Dowling offers more than just the expertise of his current discipline; players like All-Star Michael Quinlivan have spoken about how he brings so much intangible wisdom and experience from his previous one.
When a smiling Liam Kearns cleared his throat and sang a rousing song in the winning dressing room after that Division 3 win over Louth – something that went semi-viral on social media – there were echoes of ‘Stand Up And Fight’ about it.
For Quinlivan, a standout memory from last year’s magical campaign was the dressing room after the shock win over Cork; when Dowling arrived back in, he brought with him a couple of drinks for all the players.
“It was a nice touch,” Quinlivan would say. “All the lads appreciated that and it really added to the occasion.”
For Dowling, it was only right. As he’d learn by having to give up his sport at 28, such moments are so fleeting.
“That time immediately after matches is very, very precious. It’s only when you’re gone from that do you really realise just what you had there. It was one of the things I found bizarre [about the GAA], coming from rugby. Even with club rugby, the matches are on a Saturday and you get to enjoy and share the wins.

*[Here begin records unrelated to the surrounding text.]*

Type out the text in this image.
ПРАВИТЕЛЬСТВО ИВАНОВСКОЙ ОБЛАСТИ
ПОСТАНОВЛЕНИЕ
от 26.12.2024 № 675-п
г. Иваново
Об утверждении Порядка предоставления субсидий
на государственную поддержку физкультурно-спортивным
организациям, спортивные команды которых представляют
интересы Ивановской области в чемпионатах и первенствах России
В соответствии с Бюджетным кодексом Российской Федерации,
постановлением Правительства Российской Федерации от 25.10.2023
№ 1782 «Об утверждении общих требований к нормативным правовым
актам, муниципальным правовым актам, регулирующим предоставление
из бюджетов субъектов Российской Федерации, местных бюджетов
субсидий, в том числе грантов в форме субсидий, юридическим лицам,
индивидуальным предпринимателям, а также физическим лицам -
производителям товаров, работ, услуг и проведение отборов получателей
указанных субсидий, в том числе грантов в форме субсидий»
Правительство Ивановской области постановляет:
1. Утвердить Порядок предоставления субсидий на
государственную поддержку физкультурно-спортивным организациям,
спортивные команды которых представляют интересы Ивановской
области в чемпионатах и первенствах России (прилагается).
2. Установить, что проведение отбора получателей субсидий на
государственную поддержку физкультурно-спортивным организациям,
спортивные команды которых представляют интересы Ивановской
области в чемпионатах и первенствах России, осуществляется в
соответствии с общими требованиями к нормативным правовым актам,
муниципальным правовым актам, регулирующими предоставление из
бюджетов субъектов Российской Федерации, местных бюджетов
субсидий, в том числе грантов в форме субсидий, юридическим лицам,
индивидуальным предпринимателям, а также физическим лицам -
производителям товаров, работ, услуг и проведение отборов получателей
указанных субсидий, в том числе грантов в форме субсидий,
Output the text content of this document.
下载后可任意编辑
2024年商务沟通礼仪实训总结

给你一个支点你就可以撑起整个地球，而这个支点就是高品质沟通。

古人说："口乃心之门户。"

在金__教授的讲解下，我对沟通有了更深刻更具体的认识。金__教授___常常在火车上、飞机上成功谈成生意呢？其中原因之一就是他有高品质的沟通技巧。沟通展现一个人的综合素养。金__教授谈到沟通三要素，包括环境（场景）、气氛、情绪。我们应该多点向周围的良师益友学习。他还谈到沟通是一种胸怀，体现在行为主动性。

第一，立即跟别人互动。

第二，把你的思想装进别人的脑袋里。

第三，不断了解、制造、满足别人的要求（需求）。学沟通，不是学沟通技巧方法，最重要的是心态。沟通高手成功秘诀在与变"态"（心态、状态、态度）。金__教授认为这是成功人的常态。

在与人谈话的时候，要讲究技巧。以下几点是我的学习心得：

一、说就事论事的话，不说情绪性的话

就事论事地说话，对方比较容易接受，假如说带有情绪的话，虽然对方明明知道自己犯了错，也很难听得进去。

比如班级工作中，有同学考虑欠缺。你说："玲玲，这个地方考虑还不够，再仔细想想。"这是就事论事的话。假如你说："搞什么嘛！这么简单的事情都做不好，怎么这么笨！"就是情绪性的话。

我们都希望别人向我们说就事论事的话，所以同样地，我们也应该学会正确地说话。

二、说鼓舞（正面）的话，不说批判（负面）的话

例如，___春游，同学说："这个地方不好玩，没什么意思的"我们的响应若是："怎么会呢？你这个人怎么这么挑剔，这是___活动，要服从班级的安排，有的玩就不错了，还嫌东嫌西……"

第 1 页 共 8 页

"In professional rugby, it’s the same; you’ll share some time afterwards or you’ll see each other on the Monday and you can talk through the win. But for a lot of the [GAA] lads, once they leave the dressing room and maybe after a bit of food, they’re gone – back to Dublin, back to Galway, back to Cork or wherever.
“You spend too much time working all season long for a particular match not to savour the win. So last summer it was great to see some of those wins being celebrated afterwards. Because they’re going to be some of the best memories from sport that those fellas will have.
"When I look back on my time with Munster, some of the best times were coming back to the Clarion and mixing with all our families and partners. Or just being in that dressing room, after grinding out a win, and being able to share the moment with the guys.”
He still sees the lads. Barry Murphy, the other bolter of 2006, is his next-door neighbour and along with Jerry Flannery was a groomsman at his wedding.
They’ve a former players’ WhatsApp group and even a regular nine-a-side soccer game going near Axel’s home in Killaloe where Foley and Dowling with his dodgy hip used to form a particularly slow but shrewd forward tandem (“Axel was a bit like [Matt] Le Tissier – not the most mobile but the touch and vision...).”
A few weeks ago for the quarter-final against Toulouse, he caught up with Murphy, Barry O’Mahony, Ivan Dineen and Niall Ronan beforehand for some food in the Cornstore before going on to the match.
Today a group of them will meet up in Dublin, though Dowling may not make it as he and Gil welcomed a baby boy to the family this week.
Creating as well as recalling more memories.